Belediyelere dokunmanın, onlara temas etmenin en iyi yolu, kadın ve LGBTİ+ haklarının, insan haklarıyla bağını, yerel yönetimlerle olan bağını göstermekten geçiyor. Bunu yaparken de aslında belediyelerin dünyayı herkes için yaşanabilir bir yer yapmaktaki gücünü ve etkisini onlara göstermekte fayda var. Bahsettiğim argümanlar soyut olan kavramların yaşamın içine yerleştirme ve bunu yerel yönetimlere gösterme konusunda güçlü temeller sağlıyor. Bu sayede ilde, ilçede ve mahallede toplumsal cinsiyet eşitliğini tesis etmek mümkün.

“Kavramlar sadece kadınlarla ve LGBTİ+’larla ilgili değil”

Türkiye’de bu kavramların yerleşmesinin önünü açan tarihsel süreç nasıl gelişti?

“Kadın Dostu Kent” kavramının Türkiye’de yerleşmesine katkı sunan Kader Ankara’nın da paydaşlarından biri olduğu, Bakanlık, Özel Sektör, Sivil Toplum Örgütü ve Uluslararası Kurumu bir araya getiren Birlemiş Milletler Nüfus Fonu tarafından hayata geçirilen ve dokuz yıl boyunca yerelde “Kadın Dostu Kentler” programı ve bu programın etkileri. Bu kavramın, bu uzun program sayesinde ve kadın örgütlerinin mücadeleleri sonucunda belediyeler için bir marka değeri olarak tanımlandığını söylemek yanlış olmayacaktır. Bu gelişme, alanda çalışan örgütlerin elini güçlendirdi.

Peki, ne işe yarıyor kadın ve LGBTİ+ dostu belediyecilik yaklaşımları?

Ne işe yarar sorusunun yanıtı, sadece kadınları ve LGBTİ+’larla ilgili değil. Her bir birey için insan onuruna yakışır bir yaşam sürmenin, evrensel insan haklarının gündelik hayatlarımızda karşılık bulmasının yolunu açıyor. Bu nedenle de çok önemli.

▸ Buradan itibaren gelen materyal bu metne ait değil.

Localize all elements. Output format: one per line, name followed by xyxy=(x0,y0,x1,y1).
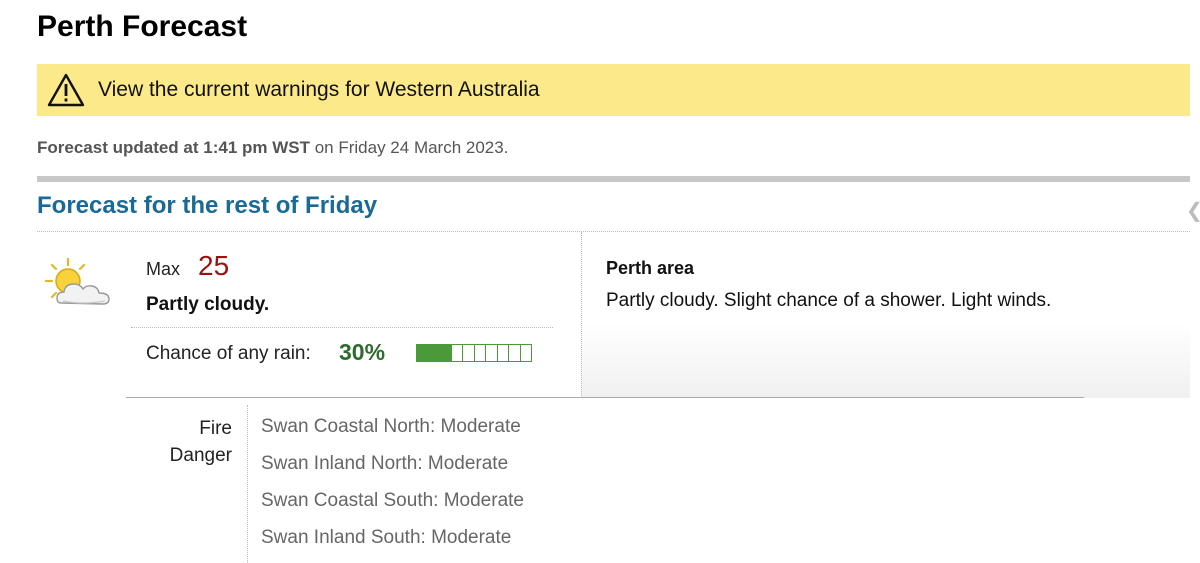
area-panel-shade xyxy=(581,232,1190,398)
area-title: Perth area xyxy=(606,258,695,278)
fire-danger-item: Swan Inland South: Moderate xyxy=(261,527,512,548)
summary-dotted-rule xyxy=(131,327,553,328)
section-title: Forecast for the rest of Friday xyxy=(37,192,378,219)
forecast-updated: Forecast updated at 1:41 pm WST on Frida… xyxy=(37,138,508,158)
forecast-summary: Partly cloudy. xyxy=(146,294,270,315)
fire-danger-list: Swan Coastal North: Moderate Swan Inland… xyxy=(261,414,524,562)
rain-chance-value: 30% xyxy=(339,339,386,365)
forecast-updated-date: on Friday 24 March 2023. xyxy=(310,138,509,157)
partly-cloudy-icon xyxy=(43,257,113,309)
forecast-updated-time: Forecast updated at 1:41 pm WST xyxy=(37,138,310,157)
max-temp-label: Max xyxy=(146,259,181,279)
rain-chance-label: Chance of any rain: xyxy=(146,343,311,364)
warning-triangle-icon xyxy=(47,72,85,108)
fire-danger-item: Swan Coastal North: Moderate xyxy=(261,416,521,437)
rain-chance-meter xyxy=(416,344,532,362)
fire-danger-label-line1: Fire xyxy=(199,418,232,439)
chevron-left-icon[interactable]: ❮ xyxy=(1186,198,1200,223)
fire-danger-label: Fire Danger xyxy=(130,415,232,469)
forecast-box-divider xyxy=(581,232,582,398)
fire-danger-item: Swan Inland North: Moderate xyxy=(261,453,509,474)
max-temp-value: 25 xyxy=(198,250,230,281)
fire-danger-label-line2: Danger xyxy=(169,445,232,466)
rain-meter-cell-empty xyxy=(519,344,532,362)
fire-danger-item: Swan Coastal South: Moderate xyxy=(261,490,524,511)
area-forecast-text: Partly cloudy. Slight chance of a shower… xyxy=(606,290,1052,311)
warnings-link-text: View the current warnings for Western Au… xyxy=(98,78,540,101)
fire-danger-divider xyxy=(247,405,248,563)
warnings-link[interactable]: View the current warnings for Western Au… xyxy=(37,64,1190,116)
section-rule xyxy=(37,176,1190,182)
page-title: Perth Forecast xyxy=(37,10,248,43)
fire-danger-rule xyxy=(126,397,1084,398)
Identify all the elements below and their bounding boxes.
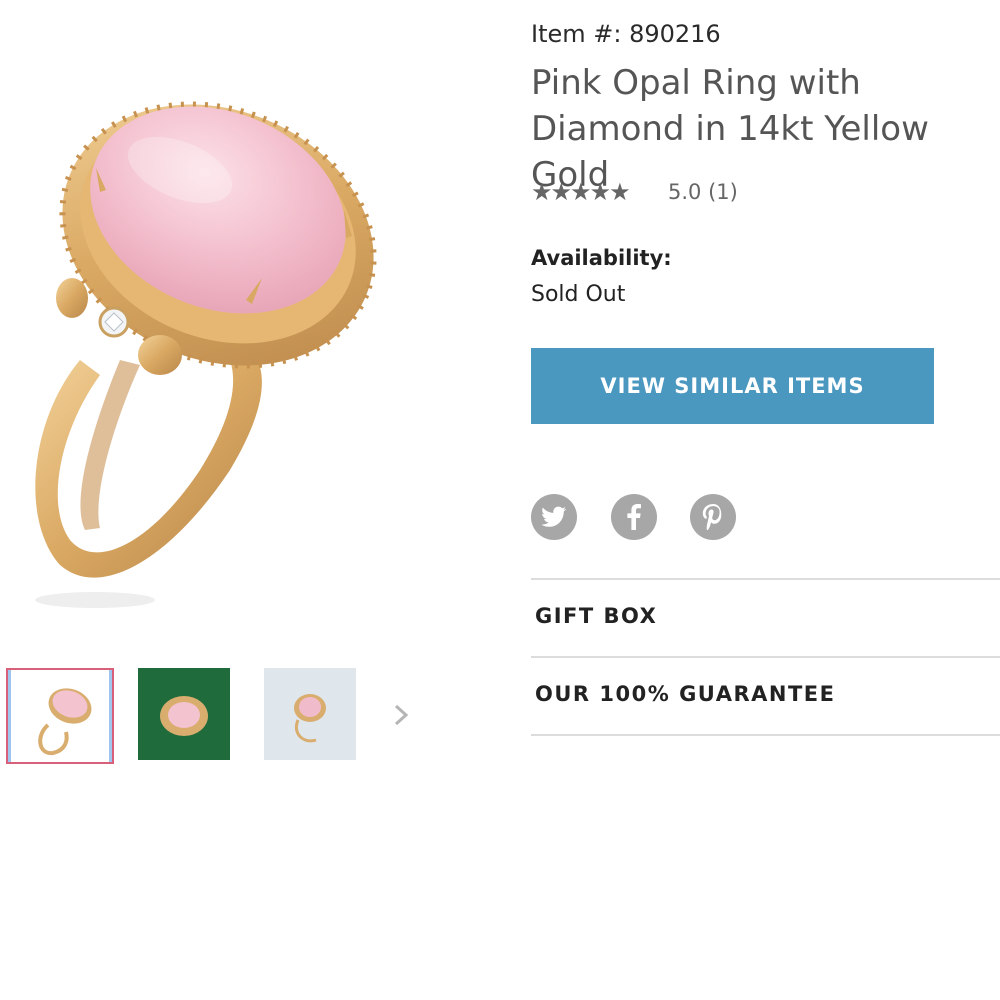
availability-value: Sold Out <box>531 282 626 307</box>
facebook-icon[interactable] <box>611 494 657 540</box>
availability-label: Availability: <box>531 246 672 270</box>
view-similar-items-button[interactable]: VIEW SIMILAR ITEMS <box>531 348 934 424</box>
divider <box>531 734 1000 736</box>
item-number: Item #: 890216 <box>531 20 721 48</box>
pinterest-icon[interactable] <box>690 494 736 540</box>
thumbnail-1[interactable] <box>6 668 114 764</box>
gift-box-accordion[interactable]: GIFT BOX <box>535 604 657 628</box>
star-rating-icon[interactable]: ★★★★★ <box>531 178 631 206</box>
rating-summary[interactable]: 5.0 (1) <box>668 180 738 204</box>
twitter-icon[interactable] <box>531 494 577 540</box>
thumbnail-2[interactable] <box>138 668 230 760</box>
guarantee-accordion[interactable]: OUR 100% GUARANTEE <box>535 682 835 706</box>
main-product-image[interactable] <box>0 0 500 650</box>
chevron-right-icon[interactable] <box>388 700 414 730</box>
divider <box>531 578 1000 580</box>
thumbnail-3[interactable] <box>264 668 356 760</box>
divider <box>531 656 1000 658</box>
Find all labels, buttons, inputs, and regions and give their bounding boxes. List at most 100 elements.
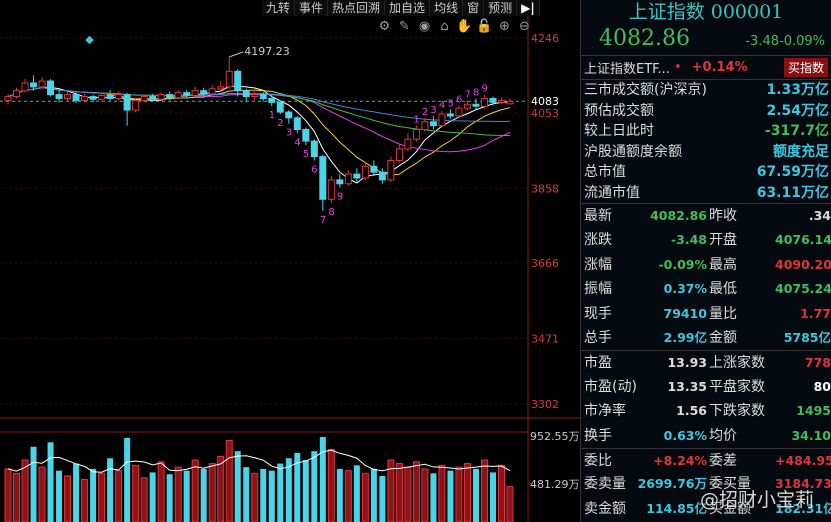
price-tick: 3666 [531,257,559,270]
volume-bar [370,468,377,522]
buy-index-button[interactable]: 买指数 [783,58,828,77]
volume-bar [217,455,225,522]
volume-bar [191,459,199,522]
info-value: 67.59万亿 [756,164,829,180]
candle-body [429,121,437,127]
volume-bar [361,472,369,522]
toolbar-events[interactable]: 事件 [295,0,329,16]
volume-bar [234,451,241,522]
volume-bar [353,465,360,522]
stat-value: 2699.76万 [637,476,707,492]
candle-body [361,165,369,179]
toolbar-window[interactable]: 窗 [463,0,485,16]
nine-turn-label: 6 [456,94,462,105]
chart-toolbar: 九转 事件 热点回溯 加自选 均线 窗 预测 ▶| [262,0,540,16]
market-info: 三市成交额(沪深京) 1.33万亿 预估成交额 2.54万亿 较上日此时 -317.7亿沪… [581,80,831,203]
candle-body [132,99,140,111]
candle-body [336,179,344,185]
candle-body [55,94,63,99]
volume-bar [174,466,182,522]
toolbar-forecast[interactable]: 预测 [484,0,518,16]
volume-bar [107,458,114,522]
candle-body [166,94,174,99]
etf-row[interactable]: 上证指数ETF... • +0.14% 买指数 [581,56,831,80]
etf-name[interactable]: 上证指数ETF... [584,58,670,77]
toolbar-hotspot-review[interactable]: 热点回溯 [328,0,386,16]
nine-turn-label: 1 [269,110,275,121]
stat-label: 总手 [584,329,612,346]
info-value: -317.7亿 [764,123,829,139]
volume-bar [344,470,352,522]
nine-turn-label: 9 [481,84,487,95]
candle-body [13,90,21,98]
volume-bar [98,472,106,522]
volume-bar [489,472,496,522]
volume-bar [81,479,89,522]
settings-icon[interactable]: ⚙ [376,19,393,34]
quote-panel: 上证指数 000001 4082.86 -3.48 -0.09% 上证指数ETF… [580,0,831,522]
stat-value: 4075.24 [775,281,831,297]
toolbar-add-watchlist[interactable]: 加自选 [385,0,431,16]
stats-grid: 最新 4082.86 昨收 .34 涨跌 -3.48 开盘 4076.14 涨幅 -0.09% 最高… [581,203,831,521]
candle-body [72,94,80,101]
stat-label: 涨跌 [584,232,612,249]
volume-bar [166,474,173,522]
nine-turn-label: 7 [464,89,470,100]
candle-body [242,90,250,98]
volume-bar [90,468,97,522]
volume-bar [447,470,454,522]
draw-pen-icon[interactable]: ✎ [396,19,413,34]
candle-body [200,90,208,95]
volume-bar [64,475,72,522]
toolbar-ma[interactable]: 均线 [430,0,464,16]
volume-bar [140,477,148,522]
candle-body [455,107,463,117]
toolbar-nine-turn[interactable]: 九转 [262,0,296,16]
volume-bar [277,463,284,522]
candle-body [353,173,361,179]
volume-bar [208,463,216,522]
nine-turn-label: 4 [294,137,300,148]
volume-bar [379,475,386,522]
info-label: 流通市值 [584,184,640,201]
candle-body [98,94,106,100]
stat-value: -0.09% [658,256,707,272]
volume-bar [124,437,131,522]
volume-bar [480,459,488,522]
stat-value: .34 [808,208,831,223]
candle-body [378,171,386,181]
candle-body [463,103,471,109]
candle-body [183,92,191,96]
candle-body [106,94,114,99]
kline-chart[interactable]: 42464083405338583666347133024197.2312345… [0,0,580,522]
volume-bar [497,464,505,522]
info-label: 沪股通额度余额 [584,143,682,160]
nine-turn-label: 8 [473,87,479,98]
stat-row: 市盈 13.93 上涨家数 778 [581,350,831,374]
candle-body [302,129,310,142]
volume-bar [268,470,275,522]
volume-bar [56,470,63,522]
volume-bar [404,466,412,522]
candle-body [370,165,378,173]
toolbox-icon[interactable]: ⌂ [436,19,453,34]
volume-bar [463,463,471,522]
info-value: 2.54万亿 [766,102,829,119]
stat-value: 778 [804,355,831,371]
unlock-icon[interactable]: 🔓 [476,19,493,34]
candle-body [268,97,276,103]
zoom-out-icon[interactable]: ⊖ [516,19,533,34]
collapse-panel-icon[interactable]: ▶| [517,0,540,16]
hand-drag-icon[interactable]: ✋ [456,19,473,34]
candle-body [387,160,395,181]
eye-icon[interactable]: ◉ [416,19,433,34]
volume-bar [302,460,309,522]
etf-dot: • [673,60,682,75]
stat-row: 涨跌 -3.48 开盘 4076.14 [581,228,831,252]
stat-row: 市盈(动) 13.35 平盘家数 80 [581,375,831,399]
stat-label: 市盈 [584,355,612,372]
candle-body [174,92,182,99]
volume-bar [395,463,403,522]
volume-bar [336,468,343,522]
zoom-in-icon[interactable]: ⊕ [496,19,513,34]
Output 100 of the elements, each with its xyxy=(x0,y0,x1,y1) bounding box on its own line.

Bu yaklaşımların temel ilkeleri neler?

Temel ilkelerden ziyade ben standartların üzerinde durmayı tercih ediyorum. Yıllardır Türkiye’deki pek çok ilde ve sahada yerel yönetimlerle çalışma yürütürken, standartları belirlemeden ilkelerin nasıl esnetilebileceğine ya da “mış” gibi ele alınabileceğine şahitlik ettikten sonra belirleyici unsurun standartlar olduğuna inanıyorum.

Tabii ki ilkeler olmadan olmaz, katılımcılık, toplumsal cinsiyet eşitliği, ayrımcılık yapmama, insan haklarına saygı... Ancak kadın ve LGBTİ+ dostu belediyecilikten bahsedeceksek bu ilkeler doğrultusunda tüm hak başlıkları altında standartların netleştirilmesi gerekiyor. Tabii bu konu tıpkı haklar tanımının her geçen gün genişlemesi gibi, yaşayan bir süreç. Her geçen gün yeni bir standart eklenebilir çünkü yaşam çok dinamik ve belediyecilik de yaşamın tam orta yerinde duruyor.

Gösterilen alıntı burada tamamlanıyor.